Watching these interviews—particularly the one with Dean—had been almost physically painful. I refused to believe that we’d learned nothing about this case.
“So assume everything about the letters and the professor was the beautiful assistant,” I said. “What’s left? What did we learn?” Other than the fact that Redding claims that Dean tortured Agent Sterling himself.
“Daniel Redding’s emotions are flat.” Michael dangled his legs over the edge of the couch, and I knew that—like me—he was avoiding the elephant in the room. “He doesn’t feel fear, ever. He can feel pleasure, but not happiness. No regret. No remorse. Most of the time, his expression is dominated by more cerebral emotions: self-satisfaction, curiosity, amusement, a desire to twist the knife. He’s calculated, restrained, and the only thing that gets real emotion out of him is Dean.”
My every impression of Dean’s father had been confirmed. Redding was possessive. He’d snapped every time Dean had denied their relationship. He’d done everything he could to make Dean think that they were the same—to separate him from everyone else, starting with Agent Briggs.
“Did Briggs know?” I asked. “About…what Redding said at the end? About Dean?”
I couldn’t put more than that into words.
“He knew.” Agent Sterling spoke for the first time since we’d started watching the videos. Without elaborating, she walked over to Lia, grabbed the remote, and pressed play. A third interview started a moment later.
A guard—one I’d never seen before—escorted Sterling into the room. Instead of taking a seat across from Redding, she remained standing.
“Veronica Sterling.” Dean’s father said those words like the beginning of some kind of incantation. “I have to say, I’m surprised your dearest husband—excuse me, ex-husband—allowed you in such close quarters with the devil incarnate.”
Sterling shrugged. “You’re just a man. A pathetic little man living in a cage.”
“Briggs doesn’t know you’re here, does he?” Redding asked. “What about your father? No, he doesn’t know, either, does he? So tell me, Ms. Sterling, why are you here?”
“You know why I’m here.”
“That pesky little case of yours?” Redding said. “I’m afraid I’ve told your Agent Briggs and my Dean everything I know.”
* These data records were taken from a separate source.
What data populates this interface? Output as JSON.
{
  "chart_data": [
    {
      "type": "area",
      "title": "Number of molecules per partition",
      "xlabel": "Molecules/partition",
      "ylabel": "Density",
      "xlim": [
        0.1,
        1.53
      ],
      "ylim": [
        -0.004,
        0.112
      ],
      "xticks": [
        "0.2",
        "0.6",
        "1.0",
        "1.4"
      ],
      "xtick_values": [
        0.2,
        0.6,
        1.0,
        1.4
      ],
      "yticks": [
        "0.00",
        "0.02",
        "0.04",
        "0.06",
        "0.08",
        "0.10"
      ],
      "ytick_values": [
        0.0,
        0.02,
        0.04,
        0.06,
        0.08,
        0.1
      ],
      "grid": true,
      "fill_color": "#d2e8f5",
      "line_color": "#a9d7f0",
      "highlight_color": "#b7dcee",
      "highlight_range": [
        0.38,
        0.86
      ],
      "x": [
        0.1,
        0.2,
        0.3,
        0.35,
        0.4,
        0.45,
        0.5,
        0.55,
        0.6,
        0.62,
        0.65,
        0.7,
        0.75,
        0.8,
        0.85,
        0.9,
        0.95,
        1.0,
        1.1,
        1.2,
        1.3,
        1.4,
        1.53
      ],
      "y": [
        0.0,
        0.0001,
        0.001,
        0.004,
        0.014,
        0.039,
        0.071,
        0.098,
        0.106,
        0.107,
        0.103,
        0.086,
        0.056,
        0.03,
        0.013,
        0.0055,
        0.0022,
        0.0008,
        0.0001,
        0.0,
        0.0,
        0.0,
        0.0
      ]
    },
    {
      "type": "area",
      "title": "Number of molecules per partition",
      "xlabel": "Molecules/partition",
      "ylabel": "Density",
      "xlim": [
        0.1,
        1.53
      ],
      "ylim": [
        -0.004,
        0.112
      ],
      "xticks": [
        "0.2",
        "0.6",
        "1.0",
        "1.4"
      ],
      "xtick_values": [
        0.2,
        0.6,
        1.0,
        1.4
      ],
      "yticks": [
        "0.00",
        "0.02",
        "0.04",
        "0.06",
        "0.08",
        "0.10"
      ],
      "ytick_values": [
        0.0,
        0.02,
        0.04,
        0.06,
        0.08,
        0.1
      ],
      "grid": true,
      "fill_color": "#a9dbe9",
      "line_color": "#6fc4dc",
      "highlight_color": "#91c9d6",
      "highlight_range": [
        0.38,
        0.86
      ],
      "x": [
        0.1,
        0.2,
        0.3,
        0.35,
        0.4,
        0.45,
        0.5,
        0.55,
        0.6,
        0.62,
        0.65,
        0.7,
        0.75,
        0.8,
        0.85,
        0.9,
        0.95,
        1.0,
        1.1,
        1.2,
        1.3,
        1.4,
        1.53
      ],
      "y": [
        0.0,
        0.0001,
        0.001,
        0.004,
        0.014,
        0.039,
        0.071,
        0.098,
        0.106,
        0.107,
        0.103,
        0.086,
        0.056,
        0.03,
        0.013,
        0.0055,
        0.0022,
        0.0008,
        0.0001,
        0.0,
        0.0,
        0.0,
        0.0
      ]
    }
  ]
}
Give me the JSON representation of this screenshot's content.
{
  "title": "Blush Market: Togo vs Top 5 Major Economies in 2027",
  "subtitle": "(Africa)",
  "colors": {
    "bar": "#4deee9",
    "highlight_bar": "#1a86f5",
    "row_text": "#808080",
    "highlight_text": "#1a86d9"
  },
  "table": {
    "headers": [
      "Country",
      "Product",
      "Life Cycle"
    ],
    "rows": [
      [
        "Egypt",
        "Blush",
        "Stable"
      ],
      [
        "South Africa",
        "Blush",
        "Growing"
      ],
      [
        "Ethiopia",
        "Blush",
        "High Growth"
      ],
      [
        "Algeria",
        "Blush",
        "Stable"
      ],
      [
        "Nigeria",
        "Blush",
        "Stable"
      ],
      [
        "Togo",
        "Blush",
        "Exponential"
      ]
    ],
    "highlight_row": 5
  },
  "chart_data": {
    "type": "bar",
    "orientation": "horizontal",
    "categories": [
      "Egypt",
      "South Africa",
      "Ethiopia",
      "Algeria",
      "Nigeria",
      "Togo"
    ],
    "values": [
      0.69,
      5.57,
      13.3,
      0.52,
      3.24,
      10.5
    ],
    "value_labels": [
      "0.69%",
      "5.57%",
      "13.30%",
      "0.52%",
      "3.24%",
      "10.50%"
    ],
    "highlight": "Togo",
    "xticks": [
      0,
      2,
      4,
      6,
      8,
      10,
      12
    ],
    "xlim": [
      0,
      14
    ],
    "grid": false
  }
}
“Liar.” Sterling said the word on the screen at the exact same time that Lia muttered the word beside me.
Redding responded. “I’m hurt—and here I thought we had a very special relationship.”
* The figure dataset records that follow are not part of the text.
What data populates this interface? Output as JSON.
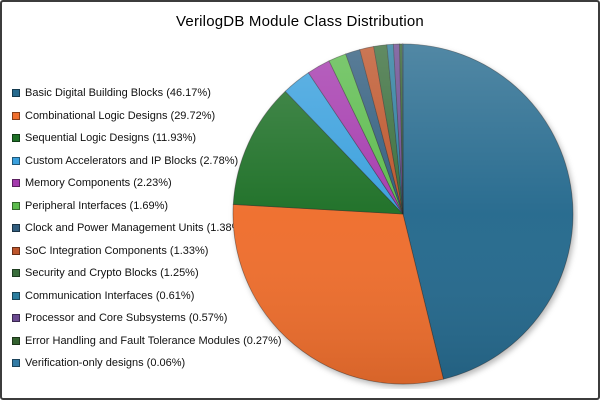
{
  "title": "VerilogDB Module Class Distribution",
  "chart_data": {
    "type": "pie",
    "title": "VerilogDB Module Class Distribution",
    "legend_position": "left",
    "start_angle_deg": -90,
    "direction": "clockwise",
    "labels": [
      "Basic Digital Building Blocks",
      "Combinational Logic Designs",
      "Sequential Logic Designs",
      "Custom Accelerators and IP Blocks",
      "Memory Components",
      "Peripheral Interfaces",
      "Clock and Power Management Units",
      "SoC Integration Components",
      "Security and Crypto Blocks",
      "Communication Interfaces",
      "Processor and Core Subsystems",
      "Error Handling and Fault Tolerance Modules",
      "Verification-only designs"
    ],
    "values": [
      46.17,
      29.72,
      11.93,
      2.78,
      2.23,
      1.69,
      1.38,
      1.33,
      1.25,
      0.61,
      0.57,
      0.27,
      0.06
    ],
    "colors": [
      "#266A8E",
      "#EF6F2E",
      "#1E7027",
      "#3AA0DD",
      "#A53BAE",
      "#5CBB4D",
      "#315D7E",
      "#BD552B",
      "#3A6E3C",
      "#2B7D9E",
      "#6A4A90",
      "#33612F",
      "#337BA5"
    ],
    "legend_items": [
      "Basic Digital Building Blocks (46.17%)",
      "Combinational Logic Designs (29.72%)",
      "Sequential Logic Designs (11.93%)",
      "Custom Accelerators and IP Blocks (2.78%)",
      "Memory Components (2.23%)",
      "Peripheral Interfaces (1.69%)",
      "Clock and Power Management Units (1.38%)",
      "SoC Integration Components (1.33%)",
      "Security and Crypto Blocks (1.25%)",
      "Communication Interfaces (0.61%)",
      "Processor and Core Subsystems (0.57%)",
      "Error Handling and Fault Tolerance Modules (0.27%)",
      "Verification-only designs (0.06%)"
    ]
  }
}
“Because I’m the one that got away?” Sterling asked. A muscle in Redding’s cheek twitched.
“Direct hit,” Michael murmured.
Redding recovered quickly. “Have the scars faded? The knife wounds were shallow enough—it was the boy’s first time taking the lead, you know. But the brand—the brand won’t fade, will it? You’ll have my initial stamped into your flesh for the rest of your life. Can you still smell your scorching skin? Can you feel it?”
“No,” Agent Sterling said, taking a seat. To my surprise, she reached up and lowered her shirt, exposing the scar. Redding’s lips parted.
“Correction,” Michael commented, “there are two things that bring out real emotion in Daniel Redding.”
I wasn’t the expert Michael was with emotions, but I could see it, too—the way the convicted killer was singing hallelujah with his eyes.
Agent Sterling let her own lips part and traced the letter on her chest. For the first time, she was firmly in control of this interview. He should have seen the steel in her expression, but he didn’t.
“This isn’t your initial,” she said, dropping her voice to just above a whisper. “This is Dean’s initial. We knew you were listening. We knew you’d be back to check his work, and that the only way you’d believe that he didn’t have ulterior motives was if there was proof.” Her finger made another loop of the R. “I told him to do it. I begged him to, I made him promise to, and he did—no matter how sick it made him, no matter how much it has haunted him ever since, he did it. And it worked.”